REALTÀ vs GIOCO: Compagnie militari e di sicurezza private

Shadow Company

LA SHADOW COMPANY

Giocando alla campagna di Modern Warfare 2 sicuramente vi sarete imbattuti in questa faccia tristemente nota, quella di Phillip Graves, capo della Shadow Company. Che siate dei semplici giocatori o degli appassionati della Saga, sicuramente il tradimento della Shadow Company nei confronti dei nostri protagonisti, non vi avrà lasciato indifferenti. Ma cosa c’è dietro la fiction narrativa? Esistono ancora i mercenari?

Nel 2001 entrava in vigore la Convenzione contro il reclutamento, l’uso e l’addestramento di mercenari con la ratifica (e quindi l’accettazione del valore giuridico all’interno del proprio ordinamento) di 46 stati. Questa convenzione vieterebbe per gli stati partecipanti l’utilizzo di compagnie cosiddette “mercenarie” in potenziali conflitti armati o in generale per il perseguimento di propri fini politici, militari ed economici.

Evgenij Prigožin, CEO di Wagner

MERCENARI OGGI

Ad oggi però le maggiori potenze Europee e Mondiali, fra le quali Francia, UK, USA, Cina e Russia, non hanno ratificato tale documento, risultandone di fatto estranee.

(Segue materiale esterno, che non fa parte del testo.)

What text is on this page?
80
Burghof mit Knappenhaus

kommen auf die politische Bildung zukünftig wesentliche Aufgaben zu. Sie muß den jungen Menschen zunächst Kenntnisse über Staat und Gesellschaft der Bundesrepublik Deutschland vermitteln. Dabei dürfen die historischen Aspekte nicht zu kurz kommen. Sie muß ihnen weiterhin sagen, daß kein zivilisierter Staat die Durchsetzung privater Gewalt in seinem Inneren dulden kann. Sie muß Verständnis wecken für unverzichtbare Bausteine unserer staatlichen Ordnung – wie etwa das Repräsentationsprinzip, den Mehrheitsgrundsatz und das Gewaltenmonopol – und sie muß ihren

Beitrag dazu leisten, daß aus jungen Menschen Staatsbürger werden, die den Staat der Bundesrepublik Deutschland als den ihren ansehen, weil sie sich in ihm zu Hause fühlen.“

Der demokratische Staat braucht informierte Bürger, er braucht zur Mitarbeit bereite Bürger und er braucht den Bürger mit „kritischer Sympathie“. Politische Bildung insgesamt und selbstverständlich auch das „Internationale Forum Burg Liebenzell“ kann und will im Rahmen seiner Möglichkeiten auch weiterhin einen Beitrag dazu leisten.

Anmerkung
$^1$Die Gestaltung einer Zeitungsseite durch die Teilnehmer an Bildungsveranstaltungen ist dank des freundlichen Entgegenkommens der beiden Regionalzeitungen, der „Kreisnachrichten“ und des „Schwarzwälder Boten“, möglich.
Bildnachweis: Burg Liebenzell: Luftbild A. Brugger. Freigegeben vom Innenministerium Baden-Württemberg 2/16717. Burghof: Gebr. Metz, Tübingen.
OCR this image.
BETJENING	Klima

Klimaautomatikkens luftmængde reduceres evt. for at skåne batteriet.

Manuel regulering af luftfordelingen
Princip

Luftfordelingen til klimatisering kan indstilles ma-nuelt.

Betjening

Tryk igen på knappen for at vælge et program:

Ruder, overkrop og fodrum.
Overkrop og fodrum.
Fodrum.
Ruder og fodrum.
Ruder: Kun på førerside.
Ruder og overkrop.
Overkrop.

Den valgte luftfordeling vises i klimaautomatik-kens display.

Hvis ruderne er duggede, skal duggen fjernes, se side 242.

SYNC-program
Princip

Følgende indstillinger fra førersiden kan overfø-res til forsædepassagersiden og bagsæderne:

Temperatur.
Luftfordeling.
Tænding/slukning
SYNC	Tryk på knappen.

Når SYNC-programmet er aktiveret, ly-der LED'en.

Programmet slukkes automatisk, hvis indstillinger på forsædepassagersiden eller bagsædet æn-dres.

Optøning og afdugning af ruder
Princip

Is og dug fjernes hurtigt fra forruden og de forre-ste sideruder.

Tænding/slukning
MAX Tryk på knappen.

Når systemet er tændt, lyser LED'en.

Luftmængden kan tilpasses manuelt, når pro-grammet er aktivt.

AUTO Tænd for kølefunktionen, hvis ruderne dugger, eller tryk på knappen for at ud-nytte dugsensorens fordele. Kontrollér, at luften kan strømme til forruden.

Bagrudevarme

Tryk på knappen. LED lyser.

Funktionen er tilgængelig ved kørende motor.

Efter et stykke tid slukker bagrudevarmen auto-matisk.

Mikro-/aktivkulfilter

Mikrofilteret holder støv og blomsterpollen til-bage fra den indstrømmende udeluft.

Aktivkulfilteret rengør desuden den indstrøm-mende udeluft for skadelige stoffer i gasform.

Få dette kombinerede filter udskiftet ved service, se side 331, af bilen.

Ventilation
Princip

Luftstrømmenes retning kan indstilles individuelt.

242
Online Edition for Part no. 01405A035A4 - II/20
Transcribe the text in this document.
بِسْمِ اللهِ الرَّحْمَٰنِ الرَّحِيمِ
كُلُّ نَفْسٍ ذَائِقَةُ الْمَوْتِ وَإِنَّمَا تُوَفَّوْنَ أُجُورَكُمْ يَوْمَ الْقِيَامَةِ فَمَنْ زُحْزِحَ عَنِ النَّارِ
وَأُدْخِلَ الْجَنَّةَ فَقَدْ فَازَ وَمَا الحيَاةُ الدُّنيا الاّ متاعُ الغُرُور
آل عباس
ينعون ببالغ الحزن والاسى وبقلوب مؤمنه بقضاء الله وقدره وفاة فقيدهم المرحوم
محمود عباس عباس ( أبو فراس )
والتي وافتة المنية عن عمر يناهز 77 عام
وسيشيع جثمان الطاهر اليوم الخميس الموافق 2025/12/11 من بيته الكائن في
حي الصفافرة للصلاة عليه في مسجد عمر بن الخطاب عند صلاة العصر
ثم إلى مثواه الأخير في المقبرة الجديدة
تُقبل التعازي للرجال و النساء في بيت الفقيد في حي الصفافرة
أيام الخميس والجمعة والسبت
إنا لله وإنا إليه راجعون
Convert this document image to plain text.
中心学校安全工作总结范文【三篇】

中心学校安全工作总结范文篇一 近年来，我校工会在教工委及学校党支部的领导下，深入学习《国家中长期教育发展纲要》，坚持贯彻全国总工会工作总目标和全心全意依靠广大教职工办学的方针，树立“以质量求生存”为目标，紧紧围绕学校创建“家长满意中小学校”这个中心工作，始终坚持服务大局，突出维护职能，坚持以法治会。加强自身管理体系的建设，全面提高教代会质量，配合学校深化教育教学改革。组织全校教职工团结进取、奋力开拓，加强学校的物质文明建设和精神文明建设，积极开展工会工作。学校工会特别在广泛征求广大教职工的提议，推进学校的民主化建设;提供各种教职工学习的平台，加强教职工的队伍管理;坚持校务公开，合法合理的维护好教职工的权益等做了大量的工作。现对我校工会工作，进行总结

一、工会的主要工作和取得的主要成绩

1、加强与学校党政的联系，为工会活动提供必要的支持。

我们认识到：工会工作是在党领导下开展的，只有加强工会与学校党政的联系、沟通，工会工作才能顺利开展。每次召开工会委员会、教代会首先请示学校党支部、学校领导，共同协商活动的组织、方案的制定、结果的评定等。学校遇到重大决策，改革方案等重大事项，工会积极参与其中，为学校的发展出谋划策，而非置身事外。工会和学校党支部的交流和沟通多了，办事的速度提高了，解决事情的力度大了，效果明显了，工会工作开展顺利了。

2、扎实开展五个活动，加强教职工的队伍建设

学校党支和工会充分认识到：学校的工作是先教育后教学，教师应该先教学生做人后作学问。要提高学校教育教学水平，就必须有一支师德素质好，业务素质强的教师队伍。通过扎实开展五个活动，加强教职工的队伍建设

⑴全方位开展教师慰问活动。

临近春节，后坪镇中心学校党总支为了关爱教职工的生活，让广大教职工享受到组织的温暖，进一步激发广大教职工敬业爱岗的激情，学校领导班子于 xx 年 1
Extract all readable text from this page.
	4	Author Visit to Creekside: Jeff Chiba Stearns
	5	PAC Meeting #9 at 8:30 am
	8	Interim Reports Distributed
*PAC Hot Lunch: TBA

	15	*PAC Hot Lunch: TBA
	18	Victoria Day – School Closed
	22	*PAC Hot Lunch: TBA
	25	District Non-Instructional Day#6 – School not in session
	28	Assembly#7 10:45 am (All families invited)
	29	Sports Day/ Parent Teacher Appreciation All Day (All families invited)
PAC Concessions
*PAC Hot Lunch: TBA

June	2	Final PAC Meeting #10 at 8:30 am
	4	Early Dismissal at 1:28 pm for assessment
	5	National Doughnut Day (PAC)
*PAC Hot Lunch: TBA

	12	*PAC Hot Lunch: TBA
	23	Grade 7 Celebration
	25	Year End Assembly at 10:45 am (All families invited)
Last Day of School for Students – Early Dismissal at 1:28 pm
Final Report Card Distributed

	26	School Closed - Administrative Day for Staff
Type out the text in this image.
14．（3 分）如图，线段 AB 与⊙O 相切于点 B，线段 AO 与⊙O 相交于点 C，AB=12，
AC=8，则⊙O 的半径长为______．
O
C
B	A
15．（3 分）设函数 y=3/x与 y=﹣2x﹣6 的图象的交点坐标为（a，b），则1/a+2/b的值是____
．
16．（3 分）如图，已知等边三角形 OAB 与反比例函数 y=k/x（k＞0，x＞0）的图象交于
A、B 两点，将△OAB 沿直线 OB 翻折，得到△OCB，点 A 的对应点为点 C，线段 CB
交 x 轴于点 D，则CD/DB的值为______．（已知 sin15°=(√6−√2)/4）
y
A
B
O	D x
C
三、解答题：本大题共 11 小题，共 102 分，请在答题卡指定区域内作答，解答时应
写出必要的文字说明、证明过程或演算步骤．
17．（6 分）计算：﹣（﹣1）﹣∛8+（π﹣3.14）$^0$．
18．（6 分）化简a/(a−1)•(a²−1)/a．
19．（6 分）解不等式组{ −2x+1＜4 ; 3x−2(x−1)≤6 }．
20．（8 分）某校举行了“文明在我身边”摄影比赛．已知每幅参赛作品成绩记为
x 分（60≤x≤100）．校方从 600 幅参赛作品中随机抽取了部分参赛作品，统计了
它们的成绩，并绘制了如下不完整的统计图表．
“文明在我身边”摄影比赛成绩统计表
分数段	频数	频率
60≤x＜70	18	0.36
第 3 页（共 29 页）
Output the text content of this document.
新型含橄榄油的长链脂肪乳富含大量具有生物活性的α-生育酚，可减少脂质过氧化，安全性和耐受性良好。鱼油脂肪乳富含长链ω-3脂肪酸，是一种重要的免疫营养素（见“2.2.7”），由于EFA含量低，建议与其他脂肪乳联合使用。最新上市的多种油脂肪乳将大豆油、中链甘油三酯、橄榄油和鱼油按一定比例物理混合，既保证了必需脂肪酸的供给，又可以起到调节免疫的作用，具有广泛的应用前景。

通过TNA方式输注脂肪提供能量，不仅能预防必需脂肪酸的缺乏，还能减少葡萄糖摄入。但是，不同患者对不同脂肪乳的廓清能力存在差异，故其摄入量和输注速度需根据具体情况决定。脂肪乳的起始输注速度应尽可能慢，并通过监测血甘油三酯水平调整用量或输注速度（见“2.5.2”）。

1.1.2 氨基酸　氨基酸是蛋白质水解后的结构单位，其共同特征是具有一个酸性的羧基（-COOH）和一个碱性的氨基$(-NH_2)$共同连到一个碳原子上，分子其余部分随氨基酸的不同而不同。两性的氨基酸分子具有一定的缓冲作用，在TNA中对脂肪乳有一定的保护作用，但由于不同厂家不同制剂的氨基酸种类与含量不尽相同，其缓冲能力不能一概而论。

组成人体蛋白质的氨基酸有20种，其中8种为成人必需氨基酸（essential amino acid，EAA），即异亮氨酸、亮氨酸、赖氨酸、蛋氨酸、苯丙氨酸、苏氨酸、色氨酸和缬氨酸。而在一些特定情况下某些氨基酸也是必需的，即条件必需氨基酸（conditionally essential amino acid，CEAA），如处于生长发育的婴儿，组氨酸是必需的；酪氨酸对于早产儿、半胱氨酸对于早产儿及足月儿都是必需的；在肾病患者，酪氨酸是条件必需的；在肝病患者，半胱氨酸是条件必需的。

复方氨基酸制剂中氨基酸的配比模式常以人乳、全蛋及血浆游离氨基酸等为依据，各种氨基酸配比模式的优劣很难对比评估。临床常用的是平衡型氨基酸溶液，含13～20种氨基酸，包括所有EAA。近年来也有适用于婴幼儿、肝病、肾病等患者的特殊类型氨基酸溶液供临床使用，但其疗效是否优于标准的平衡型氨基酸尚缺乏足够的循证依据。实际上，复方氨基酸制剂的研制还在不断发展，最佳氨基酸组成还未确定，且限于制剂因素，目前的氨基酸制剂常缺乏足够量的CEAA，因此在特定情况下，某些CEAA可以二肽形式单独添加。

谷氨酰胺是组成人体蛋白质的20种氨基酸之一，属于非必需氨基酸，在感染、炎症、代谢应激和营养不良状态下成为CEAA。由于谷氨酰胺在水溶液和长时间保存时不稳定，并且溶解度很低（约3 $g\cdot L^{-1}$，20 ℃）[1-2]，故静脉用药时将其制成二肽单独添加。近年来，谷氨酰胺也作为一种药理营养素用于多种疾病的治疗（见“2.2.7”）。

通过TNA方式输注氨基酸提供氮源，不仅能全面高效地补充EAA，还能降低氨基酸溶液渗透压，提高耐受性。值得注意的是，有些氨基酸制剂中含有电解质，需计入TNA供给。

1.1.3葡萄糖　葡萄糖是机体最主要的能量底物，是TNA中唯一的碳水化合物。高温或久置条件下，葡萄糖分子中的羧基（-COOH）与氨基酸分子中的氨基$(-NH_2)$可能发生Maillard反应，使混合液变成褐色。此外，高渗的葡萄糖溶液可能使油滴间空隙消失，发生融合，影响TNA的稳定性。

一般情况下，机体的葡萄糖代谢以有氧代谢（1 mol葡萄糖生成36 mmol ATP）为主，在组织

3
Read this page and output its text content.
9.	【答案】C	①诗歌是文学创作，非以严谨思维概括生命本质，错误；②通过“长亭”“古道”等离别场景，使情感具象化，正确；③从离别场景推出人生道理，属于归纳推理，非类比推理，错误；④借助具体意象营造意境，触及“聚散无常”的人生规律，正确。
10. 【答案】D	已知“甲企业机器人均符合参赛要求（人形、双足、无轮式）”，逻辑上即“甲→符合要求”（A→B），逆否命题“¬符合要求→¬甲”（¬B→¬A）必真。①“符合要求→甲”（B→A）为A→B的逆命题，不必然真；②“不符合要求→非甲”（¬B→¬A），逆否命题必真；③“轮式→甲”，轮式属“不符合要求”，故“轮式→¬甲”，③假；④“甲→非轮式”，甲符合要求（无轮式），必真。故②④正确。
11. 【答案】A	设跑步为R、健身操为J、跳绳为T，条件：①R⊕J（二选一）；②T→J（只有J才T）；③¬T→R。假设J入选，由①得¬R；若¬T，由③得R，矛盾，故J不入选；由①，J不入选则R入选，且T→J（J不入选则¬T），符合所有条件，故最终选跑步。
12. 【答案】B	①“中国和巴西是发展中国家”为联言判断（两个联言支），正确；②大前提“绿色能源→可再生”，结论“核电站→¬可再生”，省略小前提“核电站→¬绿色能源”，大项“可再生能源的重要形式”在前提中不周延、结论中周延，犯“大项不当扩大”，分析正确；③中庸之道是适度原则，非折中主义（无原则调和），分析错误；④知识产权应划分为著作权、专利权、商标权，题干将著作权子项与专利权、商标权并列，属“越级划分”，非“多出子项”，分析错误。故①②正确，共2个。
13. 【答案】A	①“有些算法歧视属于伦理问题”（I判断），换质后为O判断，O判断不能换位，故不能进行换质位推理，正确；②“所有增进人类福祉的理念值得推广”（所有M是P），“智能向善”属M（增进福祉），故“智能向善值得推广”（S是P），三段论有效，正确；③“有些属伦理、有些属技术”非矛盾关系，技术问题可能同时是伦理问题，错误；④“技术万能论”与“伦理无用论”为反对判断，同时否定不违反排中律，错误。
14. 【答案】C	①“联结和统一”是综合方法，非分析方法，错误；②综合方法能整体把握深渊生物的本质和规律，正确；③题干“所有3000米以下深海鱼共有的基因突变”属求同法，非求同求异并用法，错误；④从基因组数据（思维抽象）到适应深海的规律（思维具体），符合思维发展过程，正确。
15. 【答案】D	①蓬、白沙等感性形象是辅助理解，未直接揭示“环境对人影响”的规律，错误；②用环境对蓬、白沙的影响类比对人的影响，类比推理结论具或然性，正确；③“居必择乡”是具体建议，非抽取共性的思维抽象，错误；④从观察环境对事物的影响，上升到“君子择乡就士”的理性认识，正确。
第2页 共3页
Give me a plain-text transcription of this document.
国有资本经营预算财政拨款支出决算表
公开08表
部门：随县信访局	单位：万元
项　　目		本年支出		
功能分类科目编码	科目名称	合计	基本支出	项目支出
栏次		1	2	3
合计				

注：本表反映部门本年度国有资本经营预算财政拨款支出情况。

Nonostante questo formalmente anche in questi paesi ci sono grosse limitazioni se non addirittura divieti di creazione di organizzazioni mercenarie.

Per aggirare tutti i sistemi di controllo, sanzionatori e i divieti statali, le compagnie di mercenari hanno scelto di “cambiare faccia”, si sono evolute e hanno iniziato a svolgere le loro attività sotto una luce diversa.

Innanzitutto si sono sviluppate come COMPAGNIE MILITARI E DI SICUREZZA PRIVATE (PMSC in inglese), hanno ampliato enormemente il range dei servizi offerti, fra i quali:

  • Combattimento diretto;
  • Servizi di intelligence;
  • Addestramento;
  • Sicurezza in zone di conflitto;
  • Consulenza e pianificazione;
  • Manutenzione e assistenza tecnica;
  • Supporto logistico e operativo;
  • Ricostruzione postbellica.

ed infine hanno sfruttato l’enorme potere economico derivante dal monopolio del mercato della sicurezza per svolgere lobbismo negli stati di appartenenza onde accaparrarsi maggiori contratti statali e finanziamenti pubblici.

Le PMSC, dopo la guerra in Iraq nel 2003, hanno iniziato ad essere utilizzate trasversalmente da una molteplicità di attori, fra i quali non figurano solo gli stati restii ad inviare i propri militari all’estero (pena una potenziale perdita di favore politico della popolazione, poco avvezza alle morti di militari cosiddetti “nazionali”), ma anche ONG, Imprese private e addirittura le Nazioni Unite.

Recenti sono gli avvenimenti che riguardano la famosa Wagner e il loro poliedrico CEO, che da “cuoco” si è trasformato in traditore/salvatore della patria. Questa compagnia di bandiera russa non é l’unica, né la più importante. Altre PMSC conosciute internazionalmente, soggette a molteplici critiche e oramai sciolte (anche a causa di accuse di violazione dei diritti umani), sono la Blackwater (Americana) e gli Executive Outcomes (Sudafricana), solo per citarne alcune.

Insomma, il passaggio dall’odioso “mercenario” al più rispettabile “contractor” è stato breve, ma la sostanza è rimasta più o meno la stessa, forse più adattata alle esigenze geopolitiche di un mondo in continua evoluzione, in cui la guerra non piace a molti, ma è necessaria e utile a provvedere agli interessi di nazioni, e soggetti che necessitano delle armi per portare avanti la propria attività.